How smartphones can reshape the way we pay

Marco Tabini

Fish and chips (and PINs)
Still, PCI and EMV have many practical limitations that often defeat their very sophistication. For one thing, they depend on retailer compliance and specialized hardware that is expensive to acquire and deploy; while widely used in Europe and Canada, for example, chip-and-PIN isn't due to be broadly rolled out in the U.S. until 2015 at the earliest. Even then, the infrastructure change will be at a significant cost to merchants, who are unlikely to welcome the investment in the current economic climate. And, until chips become mandatory everywhere, cards will continue to support old magnetic-track technology, which still leaves customers and merchants open to massive fraud.

Most importantly, cards must rely on the merchant to communicate with issuer networks; this makes them little more than passive participants in the process—and, if a flaw is found in the chip-and-PIN technology, it makes the merchants ideal targets through which criminals can continue to collect millions of cards that can be resold on the black market.

Enter smartphones: Unlike a credit or debit card, they are autonomously powered and can independently connect to card issuers over the Internet. Combined with their increasing ubiquity, their capabilities have the potential to change the way we pay for everything from groceries to online purchases in just a short few years.

Can you charge me now?
Because a smartphone does not need to depend on the merchant for communication and power, it can turn the payment process on its head: Instead of asking merchants to connect to card issuers on your behalf, the merchants themselves could ask your phone to connect directly to Visa and MasterCard, and authorize the transfer of money from your account to theirs.

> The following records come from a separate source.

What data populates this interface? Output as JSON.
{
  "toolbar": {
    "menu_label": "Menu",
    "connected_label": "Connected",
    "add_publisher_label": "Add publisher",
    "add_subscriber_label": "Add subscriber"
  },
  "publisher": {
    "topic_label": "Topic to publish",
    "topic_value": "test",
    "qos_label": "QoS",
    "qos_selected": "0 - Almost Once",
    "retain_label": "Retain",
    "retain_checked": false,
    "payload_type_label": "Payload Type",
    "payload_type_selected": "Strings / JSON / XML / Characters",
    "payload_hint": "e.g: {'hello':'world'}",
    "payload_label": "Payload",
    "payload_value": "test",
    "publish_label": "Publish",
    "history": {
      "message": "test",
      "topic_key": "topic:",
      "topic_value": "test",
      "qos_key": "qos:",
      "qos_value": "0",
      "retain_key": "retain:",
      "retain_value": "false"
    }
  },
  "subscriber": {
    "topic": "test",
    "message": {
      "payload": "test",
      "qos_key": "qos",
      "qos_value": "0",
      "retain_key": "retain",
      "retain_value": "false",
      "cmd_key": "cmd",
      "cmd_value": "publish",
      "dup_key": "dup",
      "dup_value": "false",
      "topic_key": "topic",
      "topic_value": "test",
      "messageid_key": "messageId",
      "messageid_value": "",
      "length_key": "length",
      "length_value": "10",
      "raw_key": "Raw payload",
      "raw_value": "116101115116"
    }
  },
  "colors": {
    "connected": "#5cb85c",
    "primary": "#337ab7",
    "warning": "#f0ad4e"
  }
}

Because the merchant never gets to see any information about your card, the opportunity for them to inadvertently become conduits for fraud is greatly diminished—as is their effective liability and your possible exposure to theft: It's relatively easy and cost-effective for a criminal organization to "bug" each store of a retail chain with modified hardware and collect large numbers of card data, but they'd have to compromise each user's device individually in order to achieve the same effect if we relied on them to process our transactions.The process could work like this: The cashier scans your products, and your total appears on the cash register's screen alongside a barcode that you can scan with your phone's camera. A dedicated app asks you to confirm the purchase with your PIN, then contacts your card issuer over the Internet and authorizes the transactions. The authorization is relayed to your merchant's cash register, and the entire process is completed in essentially the same amount of time taken by a traditional swipe transaction.